Stitch strip sets on the top and bottom of your feature panel, and stitch the corner squares at each end of the side strips. Then attach the sides to the centre panel and press well. I actually pressed all my seams to the sides on this block, to increase the durability of the seams.
Layer the finished block onto 2 layers of polyester batting. I choose to spray baste all my layers together, as it was just too thick to easily secure with pins. I also chose not to use a backing piece on this panel, due to the added bulk in the finished side seams. My machine handled the polyester on the feed dogs very well using my walking foot, however that would be a personal call. I did have to reduce my foot pressure on my Janome to level 1 (out of three) and also loosened off the tension to a 7. You will need to check the settings on your individual machine.
For this first panel, I chose to outline the centre block, and then stitch the sides of each corner block. I didn’t want to quilt it heavily to maximise the softness and loft in the panel.
For the second panel, I again outlined the centre square, however I then drew a line 2 1/2″ out from that and stitched another square around the whole panel. This should help secure the seams that were stitched across. Instead of ditch stitching the square, I stitched just to the side of the seam, over whichever side had the seams pressed underneath it – more security from washing and little claws. To help secure this panel for sandwiching, I did stitch all around the outside of it also, before trimming it off.
Trim your panel square, then layer it upon your backing fabric. I used decorator weight cotton for the backing that I have had in the cupboard for several years – another win for using up the stash! I did have to piece it to make a wide enough backing, however I kept the seam very wide, and pressed it to the side. Trim this piece down to just past the outside of your front panel, then turn the front panel upside down, so you have both right sides together.
You won’t be able to pin through all these layers, so I used binding clips to secure all the edges, except for an opening approximately 1/3 the width of the panel on one side, reserved for turning. Make especially sure on the corners that all your layers are flat and secure, with nothing folded or caught up. Also pay special attention to the place where you joined the backing, do not leave this seam on the opening side if at all possible.

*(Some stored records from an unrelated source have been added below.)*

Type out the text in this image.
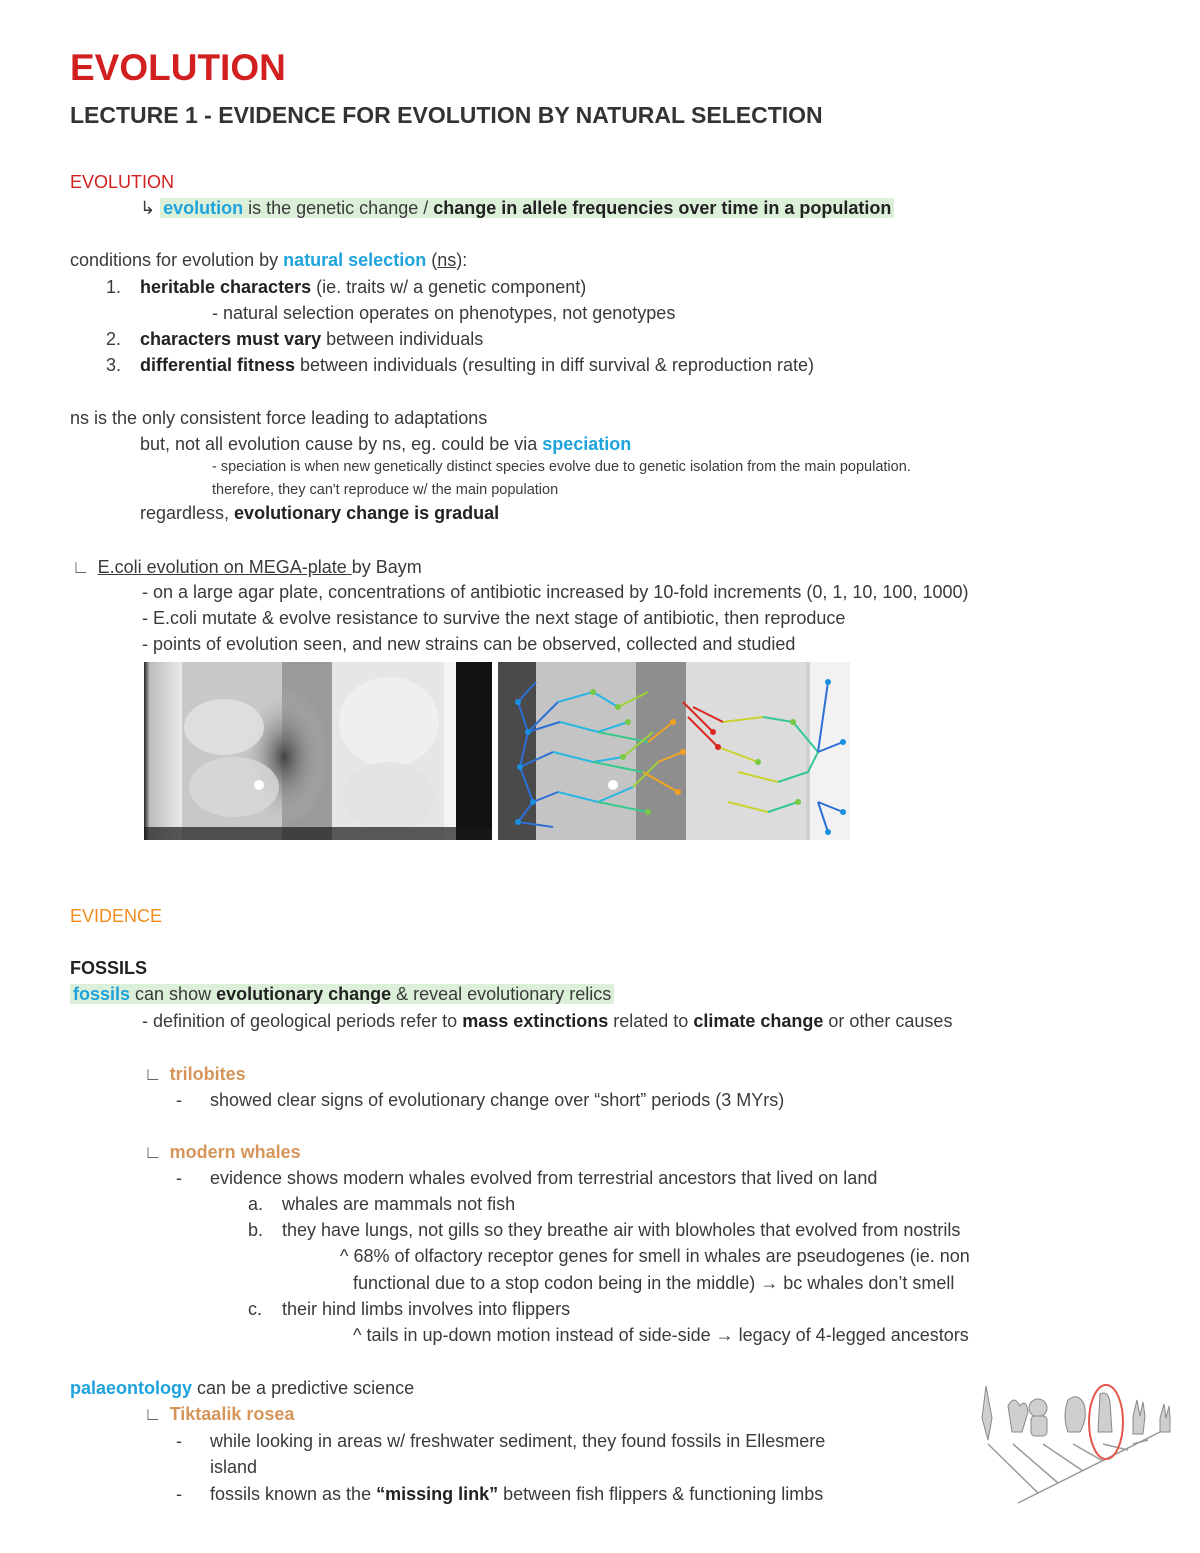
EVOLUTION
LECTURE 1 - EVIDENCE FOR EVOLUTION BY NATURAL SELECTION
EVOLUTION
↳ evolution is the genetic change / change in allele frequencies over time in a population
conditions for evolution by natural selection (ns):
1. heritable characters (ie. traits w/ a genetic component)
- natural selection operates on phenotypes, not genotypes
2. characters must vary between individuals
3. differential fitness between individuals (resulting in diff survival & reproduction rate)
ns is the only consistent force leading to adaptations
but, not all evolution cause by ns, eg. could be via speciation
- speciation is when new genetically distinct species evolve due to genetic isolation from the main population.
therefore, they can't reproduce w/ the main population
regardless, evolutionary change is gradual
∟ E.coli evolution on MEGA-plate by Baym
- on a large agar plate, concentrations of antibiotic increased by 10-fold increments (0, 1, 10, 100, 1000)
- E.coli mutate & evolve resistance to survive the next stage of antibiotic, then reproduce
- points of evolution seen, and new strains can be observed, collected and studied
EVIDENCE
FOSSILS
fossils can show evolutionary change & reveal evolutionary relics
- definition of geological periods refer to mass extinctions related to climate change or other causes
∟ trilobites
- showed clear signs of evolutionary change over “short” periods (3 MYrs)
∟ modern whales
- evidence shows modern whales evolved from terrestrial ancestors that lived on land
a. whales are mammals not fish
b. they have lungs, not gills so they breathe air with blowholes that evolved from nostrils
^ 68% of olfactory receptor genes for smell in whales are pseudogenes (ie. non
functional due to a stop codon being in the middle) → bc whales don’t smell
c. their hind limbs involves into flippers
^ tails in up-down motion instead of side-side → legacy of 4-legged ancestors
palaeontology can be a predictive science
∟ Tiktaalik rosea
- while looking in areas w/ freshwater sediment, they found fossils in Ellesmere
island
- fossils known as the “missing link” between fish flippers & functioning limbs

Using my walking foot, I stitched a generous 3/8″ seam all the way around, backstitching at each corner and at the start and finish to help strengthen those stress points. Take your time and your machine should handle the layers. Every so often you may wish to stop with your needle down and lift the foot, just to smooth out the batting. After you’ve finished, trim down each corner. If you take two snips at a shallower angle, you will reduce a lot of bulk in this area.
Turn through the gap you left, carefully pushing out the corners as far as possible. Press the backing fold to match the inside seam, then slowly fold in the patchwork layer to match, adding clips to hold it down as you go. Press all your other sides flat, rolling the seam out between your fingers to match top and bottom.
Stitch around your bed again, this time fairly close to the edge – approximately 1/8″ on my machine. This will catch down the opening, and secure all the seams that you have just created. Go very slowly with your walking foot, especially as you cross each patchwork panel. Lift your foot (with the needle down) as often as necessary to clear any puckers that might be gathering. Take the corners a couple of stitches at a time, turning it often, to give them a curve rather than a 90degree shift.
Stand back and admire your finished creations!! This whole process only took me a couple of days, with life happening to keep interrupting me, and I got to use up a good part of my stash as well! Give them a wash, to make sure any glue, dye or nasties are out of them. I’d recommend laying flat to dry, and then they are good to go!